I was recently asked to comment on the increased divorce rates in the Indian community and more particularly the increase in Indian woman being the plaintiff in the action. I thought i would share the questions and answers with you. As always, your thoughts and feedback is important to me.
It stated that more Indian women (54.6%) are filing for divorce than men. What are the reasons? Are they that women are more financially stable?
In the past there was a stigma attached to a woman who dared leave her husband. The reason for the breakdown was irrelevant to many and the resultant effect was that woman were more afraid to enter the divorce court for fear of being ostracised by society. In addition, there were more “home executives” who were financially dependent on their spouses. Our past cultures viewed the education of a woman as being unnecessary and of no importance, which further entrenched the notion by either gender that a woman’s place was at home and a man was the breadwinner. Now, woman have ascended to their rightful place as man’s equal, both at home and in the workplace. They now seek careers of their own and are no longer dependant on their husbands financially. This coupled with divorce no longer holding the same social taboo status it once had, makes the decision of exiting an abusive relationship a much easier decision.
Why are more male divorcees (5193) and widowers able to marry than divorced women? Is there a stigma attached to previously married women?
The stigma of divorce is almost non-existent with everyone knowing at least one other person who has undergone a divorce. It is now less of a question of whether a woman are able to remarry and more of a whether they want to remarry. Research has shown that the stress of a divorce is greater for woman than it is for men and this leaves woman less likely to take the plunge a second time. Also is most instances, the woman ends up with daily care and residence of the minors. The added burden of the children’s well-being, further prevents a woman from entering a new relationship as they are worried about the effect this relationships may have on the children. This is not to say that men don’t care about their children, but rather that its easier for a man to trust a new woman around his kids than it is for a woman to trust a new man. .
How are children affected by divorce? There was a large amount of Indians with children under the age of 18 divorcing.
This is a very broad question and perhaps requires a separate discussion. Children are affected by divorce in different ways. There are a number of contributing factors to this including the relationships between the parents pre and post-divorce. Also the financial implications of the divorce on the parent the child lives with, the maturity level of the child as well as how empathetic the child is in general. A child’s reaction to a divorce can vary from growing up with commitment issues, to having low self-esteem. When they are younger they may act out or become withdrawn as a result of being unable to cope with their emotions. Conversely some kids are able to handle the stress and display no issues growing up with divorced parents.

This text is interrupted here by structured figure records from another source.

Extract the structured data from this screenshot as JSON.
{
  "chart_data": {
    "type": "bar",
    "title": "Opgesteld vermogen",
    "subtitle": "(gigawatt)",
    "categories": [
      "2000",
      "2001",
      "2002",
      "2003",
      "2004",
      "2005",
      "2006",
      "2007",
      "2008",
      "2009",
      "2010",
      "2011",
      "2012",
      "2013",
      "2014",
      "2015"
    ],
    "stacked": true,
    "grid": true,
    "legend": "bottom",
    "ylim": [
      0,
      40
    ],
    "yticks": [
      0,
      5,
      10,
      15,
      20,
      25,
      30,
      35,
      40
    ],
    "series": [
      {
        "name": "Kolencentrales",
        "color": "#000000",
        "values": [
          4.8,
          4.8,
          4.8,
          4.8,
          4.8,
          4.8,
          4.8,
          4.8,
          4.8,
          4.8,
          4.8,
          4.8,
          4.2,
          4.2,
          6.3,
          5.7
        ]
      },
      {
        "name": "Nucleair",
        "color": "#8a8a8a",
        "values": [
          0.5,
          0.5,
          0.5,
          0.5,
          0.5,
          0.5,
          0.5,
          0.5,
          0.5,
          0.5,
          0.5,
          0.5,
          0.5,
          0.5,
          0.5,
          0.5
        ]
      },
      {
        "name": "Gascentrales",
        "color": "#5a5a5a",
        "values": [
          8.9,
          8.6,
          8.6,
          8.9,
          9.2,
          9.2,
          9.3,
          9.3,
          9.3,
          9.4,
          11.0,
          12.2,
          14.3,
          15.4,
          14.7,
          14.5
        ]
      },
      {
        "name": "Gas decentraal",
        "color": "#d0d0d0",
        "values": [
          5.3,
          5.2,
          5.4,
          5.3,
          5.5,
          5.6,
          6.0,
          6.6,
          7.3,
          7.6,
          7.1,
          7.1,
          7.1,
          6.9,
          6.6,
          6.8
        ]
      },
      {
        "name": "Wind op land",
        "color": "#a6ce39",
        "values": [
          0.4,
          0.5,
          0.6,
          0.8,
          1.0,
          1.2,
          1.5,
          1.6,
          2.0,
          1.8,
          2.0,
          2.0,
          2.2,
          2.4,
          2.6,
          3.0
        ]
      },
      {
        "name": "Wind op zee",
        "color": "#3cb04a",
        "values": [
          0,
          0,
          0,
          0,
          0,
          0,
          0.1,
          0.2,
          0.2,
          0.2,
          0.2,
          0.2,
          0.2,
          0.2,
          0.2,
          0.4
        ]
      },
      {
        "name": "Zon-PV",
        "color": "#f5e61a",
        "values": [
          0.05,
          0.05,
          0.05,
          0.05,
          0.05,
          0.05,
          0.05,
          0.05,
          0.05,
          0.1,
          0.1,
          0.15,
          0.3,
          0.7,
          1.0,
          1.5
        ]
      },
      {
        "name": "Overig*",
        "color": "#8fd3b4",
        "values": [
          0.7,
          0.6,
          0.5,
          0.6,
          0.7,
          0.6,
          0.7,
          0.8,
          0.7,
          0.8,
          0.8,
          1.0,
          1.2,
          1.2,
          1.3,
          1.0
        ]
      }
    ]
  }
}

Why is it that one quarter of Indian marriages end within 10 years?
The simple answer is that in this day and age, no one wants to fix a broken marriage! Previous generations were more willing to work through their problems and saw marriage as more than a legal contract. Instant gratification is the order of the day and when this need is not met, we move on to the next thing to grab out attention. Also as a society we have become more cynical regarding that “happy ever after” fairy tale we heard about as children. The cost of living has increased dramatically, meaning both spouses are now working to support the lifestyle they want. This has a contradictory effect of spending less of that lifestyle together as the spouses are too tired to have a relationship. Current societal norms place less emphasis on infidelity than previous ones. The label “cheater” no longer carries the humiliation it once did. We have become desensitised to adultery and the statistics prove this.
What is the Legal Rights of Fathers?
The Childrens’ Act has ensured that fathers (both married and unmarried) have rights equal to that of mothers. However, many parents still use their children as bargaining tools in divorce litigation, and this can become extremely challenging and traumatic for the children.
In closing Divorce is difficult for an adult to comprehend, but almost impossible for a child. Kids panic when faced with a new challenge, and the problem with many “loving” parents is that they don’t take their kids into consideration when getting divorced. I am not saying that if you are stuck in a loveless relationship you must “work it out” but rather before making the decision to leave, the needs and feelings of the ones who have no say in the decision are considered. We have become accustomed to living in a world where divorce is a no longer a topic whispered by housewives, but rather a nonchalant everyday manifestation of societies current moral standards.